The laid-back, motorcycle-riding Tennessean, who often calls people “ol’ buddy,” gambled $6 million at an auction in Caroline County last May. He now owns the State Fair of Virginia and its 331-acre property, Meadow Event Park.
Lovell and his company, Memphis-based Universal Fairs, are racing to resurrect the State Fair and put on a show in time for its Sept. 28 to Oct. 7 run.
Lovell, 54, has built an entertainment empire. He owns the Georgia State Fair, the Delta Fair and Music Festival in Memphis, the King County Fair in Washington state and a fair in Arizona. His company also has contracts to run fairs in other areas.

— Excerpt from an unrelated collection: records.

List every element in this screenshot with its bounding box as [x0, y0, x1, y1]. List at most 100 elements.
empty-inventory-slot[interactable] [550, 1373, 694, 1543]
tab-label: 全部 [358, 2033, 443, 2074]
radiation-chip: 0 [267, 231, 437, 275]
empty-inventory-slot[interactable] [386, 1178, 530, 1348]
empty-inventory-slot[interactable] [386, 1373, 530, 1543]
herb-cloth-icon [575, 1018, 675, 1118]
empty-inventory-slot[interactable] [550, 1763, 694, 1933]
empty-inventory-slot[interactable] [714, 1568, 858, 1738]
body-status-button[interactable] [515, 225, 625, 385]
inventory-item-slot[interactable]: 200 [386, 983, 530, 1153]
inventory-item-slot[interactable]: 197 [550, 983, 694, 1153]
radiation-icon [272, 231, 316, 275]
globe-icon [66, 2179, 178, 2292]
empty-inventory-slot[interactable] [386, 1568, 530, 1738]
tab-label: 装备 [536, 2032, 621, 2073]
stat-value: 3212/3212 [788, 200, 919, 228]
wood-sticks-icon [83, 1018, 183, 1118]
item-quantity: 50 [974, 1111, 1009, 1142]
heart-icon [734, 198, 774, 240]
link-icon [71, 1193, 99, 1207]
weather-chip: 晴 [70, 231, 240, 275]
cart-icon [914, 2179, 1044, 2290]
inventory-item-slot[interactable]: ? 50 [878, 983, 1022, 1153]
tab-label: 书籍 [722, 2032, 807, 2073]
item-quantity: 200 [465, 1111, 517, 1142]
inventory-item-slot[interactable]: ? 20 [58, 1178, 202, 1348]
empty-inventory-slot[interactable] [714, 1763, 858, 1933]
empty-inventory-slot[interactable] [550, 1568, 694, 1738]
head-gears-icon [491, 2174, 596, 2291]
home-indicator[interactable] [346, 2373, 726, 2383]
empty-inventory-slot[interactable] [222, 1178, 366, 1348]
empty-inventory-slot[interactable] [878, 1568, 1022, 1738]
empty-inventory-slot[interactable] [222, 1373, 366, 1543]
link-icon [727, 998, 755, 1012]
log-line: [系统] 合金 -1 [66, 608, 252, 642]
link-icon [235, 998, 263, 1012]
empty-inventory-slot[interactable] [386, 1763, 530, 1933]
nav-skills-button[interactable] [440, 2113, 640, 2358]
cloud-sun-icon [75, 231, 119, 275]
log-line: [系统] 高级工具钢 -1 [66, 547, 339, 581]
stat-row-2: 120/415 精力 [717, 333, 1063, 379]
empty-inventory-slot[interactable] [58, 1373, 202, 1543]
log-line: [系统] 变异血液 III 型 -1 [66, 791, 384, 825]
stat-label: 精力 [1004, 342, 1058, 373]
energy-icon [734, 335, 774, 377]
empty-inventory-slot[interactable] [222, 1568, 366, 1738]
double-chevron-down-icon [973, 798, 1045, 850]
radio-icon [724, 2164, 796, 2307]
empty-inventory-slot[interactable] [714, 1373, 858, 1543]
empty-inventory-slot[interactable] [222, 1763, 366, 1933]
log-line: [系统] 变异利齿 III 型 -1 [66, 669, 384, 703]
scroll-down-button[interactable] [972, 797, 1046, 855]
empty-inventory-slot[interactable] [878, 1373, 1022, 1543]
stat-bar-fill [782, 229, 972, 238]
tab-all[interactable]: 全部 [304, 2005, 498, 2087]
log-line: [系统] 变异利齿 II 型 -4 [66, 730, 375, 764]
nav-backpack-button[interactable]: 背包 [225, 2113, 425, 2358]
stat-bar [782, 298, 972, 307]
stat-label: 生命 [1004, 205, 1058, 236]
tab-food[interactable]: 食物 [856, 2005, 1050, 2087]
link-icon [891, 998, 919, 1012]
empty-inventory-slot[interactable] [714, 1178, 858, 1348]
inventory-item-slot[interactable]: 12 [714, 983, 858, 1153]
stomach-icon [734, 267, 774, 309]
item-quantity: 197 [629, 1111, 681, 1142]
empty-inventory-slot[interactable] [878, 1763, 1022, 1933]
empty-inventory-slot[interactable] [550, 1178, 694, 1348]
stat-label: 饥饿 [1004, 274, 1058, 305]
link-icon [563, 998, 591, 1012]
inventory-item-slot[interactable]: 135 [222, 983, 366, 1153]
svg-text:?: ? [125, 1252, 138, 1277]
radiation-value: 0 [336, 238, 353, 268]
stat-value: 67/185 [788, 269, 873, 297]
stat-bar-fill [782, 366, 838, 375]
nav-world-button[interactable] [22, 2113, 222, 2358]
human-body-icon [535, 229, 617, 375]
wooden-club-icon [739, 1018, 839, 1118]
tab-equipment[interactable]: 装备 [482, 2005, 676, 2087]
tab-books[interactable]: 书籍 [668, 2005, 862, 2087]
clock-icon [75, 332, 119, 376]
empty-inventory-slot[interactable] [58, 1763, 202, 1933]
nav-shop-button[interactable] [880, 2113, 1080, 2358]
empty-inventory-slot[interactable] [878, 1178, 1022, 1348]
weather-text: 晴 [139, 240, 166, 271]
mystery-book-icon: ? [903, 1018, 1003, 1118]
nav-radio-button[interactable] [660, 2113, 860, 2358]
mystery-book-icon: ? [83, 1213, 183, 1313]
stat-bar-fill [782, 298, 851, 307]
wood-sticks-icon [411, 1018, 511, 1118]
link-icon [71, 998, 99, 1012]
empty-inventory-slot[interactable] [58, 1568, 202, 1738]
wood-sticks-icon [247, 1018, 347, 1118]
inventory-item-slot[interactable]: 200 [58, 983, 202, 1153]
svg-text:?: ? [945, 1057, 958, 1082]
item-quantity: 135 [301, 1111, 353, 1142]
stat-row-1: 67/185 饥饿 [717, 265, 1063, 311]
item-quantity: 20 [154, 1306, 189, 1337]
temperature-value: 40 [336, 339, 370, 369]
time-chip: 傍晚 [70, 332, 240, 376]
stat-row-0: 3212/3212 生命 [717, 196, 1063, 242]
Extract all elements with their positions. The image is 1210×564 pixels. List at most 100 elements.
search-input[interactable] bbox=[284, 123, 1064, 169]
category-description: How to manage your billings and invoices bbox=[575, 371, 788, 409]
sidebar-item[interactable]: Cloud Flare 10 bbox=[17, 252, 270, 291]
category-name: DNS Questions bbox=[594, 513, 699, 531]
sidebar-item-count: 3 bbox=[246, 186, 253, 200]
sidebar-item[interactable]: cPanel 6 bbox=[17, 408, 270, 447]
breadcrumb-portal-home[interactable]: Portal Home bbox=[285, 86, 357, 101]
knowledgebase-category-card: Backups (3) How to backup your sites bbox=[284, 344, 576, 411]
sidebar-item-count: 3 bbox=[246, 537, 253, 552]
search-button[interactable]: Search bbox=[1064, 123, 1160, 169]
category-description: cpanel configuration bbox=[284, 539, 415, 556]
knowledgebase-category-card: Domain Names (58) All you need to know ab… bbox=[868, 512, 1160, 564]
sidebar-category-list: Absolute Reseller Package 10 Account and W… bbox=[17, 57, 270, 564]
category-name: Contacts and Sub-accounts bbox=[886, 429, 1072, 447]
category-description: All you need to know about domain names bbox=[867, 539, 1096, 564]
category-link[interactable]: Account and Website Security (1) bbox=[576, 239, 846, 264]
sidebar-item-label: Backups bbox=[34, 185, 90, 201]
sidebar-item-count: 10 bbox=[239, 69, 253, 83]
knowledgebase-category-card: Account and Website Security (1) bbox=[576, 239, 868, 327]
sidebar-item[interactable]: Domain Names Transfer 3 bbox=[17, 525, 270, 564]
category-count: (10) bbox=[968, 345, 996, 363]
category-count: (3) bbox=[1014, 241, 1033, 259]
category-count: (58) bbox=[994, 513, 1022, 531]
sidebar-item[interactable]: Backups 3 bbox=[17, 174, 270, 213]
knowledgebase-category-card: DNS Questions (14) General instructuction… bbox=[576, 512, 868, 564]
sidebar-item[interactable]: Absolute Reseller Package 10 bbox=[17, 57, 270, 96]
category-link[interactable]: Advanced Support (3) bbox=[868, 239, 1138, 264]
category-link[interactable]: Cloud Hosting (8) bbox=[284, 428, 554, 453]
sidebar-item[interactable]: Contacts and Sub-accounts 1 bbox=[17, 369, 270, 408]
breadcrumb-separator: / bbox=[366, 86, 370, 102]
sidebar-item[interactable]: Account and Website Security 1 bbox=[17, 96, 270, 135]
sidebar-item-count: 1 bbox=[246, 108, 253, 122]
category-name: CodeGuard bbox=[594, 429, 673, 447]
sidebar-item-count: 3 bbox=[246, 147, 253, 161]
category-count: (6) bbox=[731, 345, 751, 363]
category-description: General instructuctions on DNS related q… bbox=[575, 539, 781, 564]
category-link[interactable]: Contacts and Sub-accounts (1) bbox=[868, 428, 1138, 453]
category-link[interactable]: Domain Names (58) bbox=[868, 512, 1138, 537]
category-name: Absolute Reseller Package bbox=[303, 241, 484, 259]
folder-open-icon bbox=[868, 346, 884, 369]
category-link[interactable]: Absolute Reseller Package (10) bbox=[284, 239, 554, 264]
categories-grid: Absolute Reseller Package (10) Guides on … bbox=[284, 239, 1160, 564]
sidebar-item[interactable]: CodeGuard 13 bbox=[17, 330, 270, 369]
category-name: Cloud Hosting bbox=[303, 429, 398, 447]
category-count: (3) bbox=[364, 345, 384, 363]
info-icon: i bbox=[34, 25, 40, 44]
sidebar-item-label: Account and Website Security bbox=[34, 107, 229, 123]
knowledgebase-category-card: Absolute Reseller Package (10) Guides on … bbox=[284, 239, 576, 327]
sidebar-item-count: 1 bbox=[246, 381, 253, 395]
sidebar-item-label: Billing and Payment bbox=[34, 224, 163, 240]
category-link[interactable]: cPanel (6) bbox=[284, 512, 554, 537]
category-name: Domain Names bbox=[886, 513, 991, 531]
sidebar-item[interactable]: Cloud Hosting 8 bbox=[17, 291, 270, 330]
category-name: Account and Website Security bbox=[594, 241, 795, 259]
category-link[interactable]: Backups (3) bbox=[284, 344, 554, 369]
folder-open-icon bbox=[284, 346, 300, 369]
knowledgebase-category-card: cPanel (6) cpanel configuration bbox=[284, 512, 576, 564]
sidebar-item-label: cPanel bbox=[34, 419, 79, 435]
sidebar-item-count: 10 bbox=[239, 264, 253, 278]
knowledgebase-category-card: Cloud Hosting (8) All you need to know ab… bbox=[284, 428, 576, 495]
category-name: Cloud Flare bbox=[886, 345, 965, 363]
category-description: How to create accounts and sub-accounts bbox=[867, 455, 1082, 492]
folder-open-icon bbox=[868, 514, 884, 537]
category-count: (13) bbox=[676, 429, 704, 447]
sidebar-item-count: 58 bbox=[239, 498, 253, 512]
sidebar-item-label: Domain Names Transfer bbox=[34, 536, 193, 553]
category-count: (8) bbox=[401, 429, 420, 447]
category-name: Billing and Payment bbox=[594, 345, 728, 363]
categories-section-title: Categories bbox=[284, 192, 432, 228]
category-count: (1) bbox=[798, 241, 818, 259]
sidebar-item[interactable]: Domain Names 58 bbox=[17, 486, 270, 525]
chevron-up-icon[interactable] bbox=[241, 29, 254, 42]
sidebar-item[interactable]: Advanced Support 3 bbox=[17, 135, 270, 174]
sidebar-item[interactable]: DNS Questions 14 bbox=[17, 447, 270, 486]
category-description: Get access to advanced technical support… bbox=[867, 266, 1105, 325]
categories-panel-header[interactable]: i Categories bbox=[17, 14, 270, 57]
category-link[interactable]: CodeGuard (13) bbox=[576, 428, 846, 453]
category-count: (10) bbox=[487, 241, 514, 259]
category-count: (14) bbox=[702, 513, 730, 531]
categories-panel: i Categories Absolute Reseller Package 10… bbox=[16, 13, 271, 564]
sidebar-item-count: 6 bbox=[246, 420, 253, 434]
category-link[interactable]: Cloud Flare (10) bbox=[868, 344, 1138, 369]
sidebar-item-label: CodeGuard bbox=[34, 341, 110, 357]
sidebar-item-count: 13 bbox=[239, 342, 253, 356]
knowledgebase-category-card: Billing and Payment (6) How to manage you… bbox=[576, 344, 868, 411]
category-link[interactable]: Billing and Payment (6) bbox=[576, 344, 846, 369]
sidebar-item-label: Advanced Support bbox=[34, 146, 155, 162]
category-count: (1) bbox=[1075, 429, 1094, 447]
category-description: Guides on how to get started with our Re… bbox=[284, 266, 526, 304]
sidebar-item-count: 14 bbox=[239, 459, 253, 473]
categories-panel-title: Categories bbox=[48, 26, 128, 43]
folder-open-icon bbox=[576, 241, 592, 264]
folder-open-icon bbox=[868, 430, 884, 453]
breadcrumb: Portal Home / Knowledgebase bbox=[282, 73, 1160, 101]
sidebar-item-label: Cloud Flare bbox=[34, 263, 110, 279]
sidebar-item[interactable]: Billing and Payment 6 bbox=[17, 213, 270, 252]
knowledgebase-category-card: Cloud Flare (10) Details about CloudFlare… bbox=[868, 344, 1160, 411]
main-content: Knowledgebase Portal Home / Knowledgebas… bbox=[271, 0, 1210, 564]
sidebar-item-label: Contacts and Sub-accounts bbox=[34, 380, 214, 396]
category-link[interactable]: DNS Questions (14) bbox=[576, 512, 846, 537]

Lovell made waves in Richmond last year when, after watching the bankrupt State Fair of Virginia collapse, he announced his intentions to start his own fair here.
BizSense caught up with Lovell to talk about the risk he took on the property and how he plans to make sure it pays off.
RBS: How’d you get into the fair business?
Mark Lovell: I was in the dry-cleaning business, and my cousin ran a boat show. I traded my dry cleaners for the rights to the boat show back in 1992 and [started promoting] hunting shows and boat shows. In 2005, I went to local fair in Memphis, and I didn’t like it. So I started my own fair, and away we went.
Richmond BizSense: So the fair is back on. How are things coming along?
ML: Much smoother than I anticipated. We have some good music lined up, some great free attractions, and our arts and crafts competition is coming along. Bleachers and picnic tables — we’re trying to get [them] in here in time. And we have a lot of grass to mow. But we’re in the business to make stuff happen.
RBS: Do you think there’s any lingering confusion about whether the fair is still being held? Could that affect attendance this year?
ML: Just going around to local restaurants and businesses, I’ve heard that some people thought the fair wasn’t going to be held. We’re here to dispel those rumors. As much publicity as all the foreclosures got from all the media outlets, some people still just didn’t hear all that. We’re on. The fair is on.
RBS: What was going through your mind after spending all that money at the auction?
ML: I was a little bit nervous when I first bought this thing. I about OD’d [overdosed] on chocolate. I was nervous that we were racing against the clock. The State Fair of Virginia is a big production. It was definitely a great buy. You’ve got a beautiful piece of property, lights, roads, parking lots and an exhibit hall. It definitely was worth the $6 million.
RBS: How long do you think it will take to recoup your investment?
ML: I don’t know. I haven’t really thought about it. It’s a 365-day-a-year deal. We’ve booked consumer trade shows already: the Virginia Home and Garden Show, fishing shows, gun shows. We have a monthly flea market starting the third weekend of October.
All that will hopefully generate revenue that will help run this property. It’s going to cost somewhere around $1.5 million to run this place each year. The state fair is definitely the largest single event. It helps service the debt we have. This property is massive, and it’s laid out pretty well, so there are many different opportunities. But right now we’re focusing on putting on a great fair. Then we’ll have some time to take a breath.
RBS: How many attendees do you need for a successful fair?
ML: I’d like to see 250,000. My goal is 300,000 — that’s my realistic attainable goal. My goal is to make this one of the top 50 fairs in the country. I think we can do it in the next three or four years. We want it to where people can come and be razzled and dazzled and entertained.
RBS: A while back, you mentioned trying to hold a multi-day music festival on the grounds. Has that idea gone anywhere?
ML: We’re in the planning stages on that. Sometime in May or June of next year, we’ll do a three-day music festival. We’re trying to study what genre of music would work well. We have a big old piece of property for camping. We’ll put it together ourselves.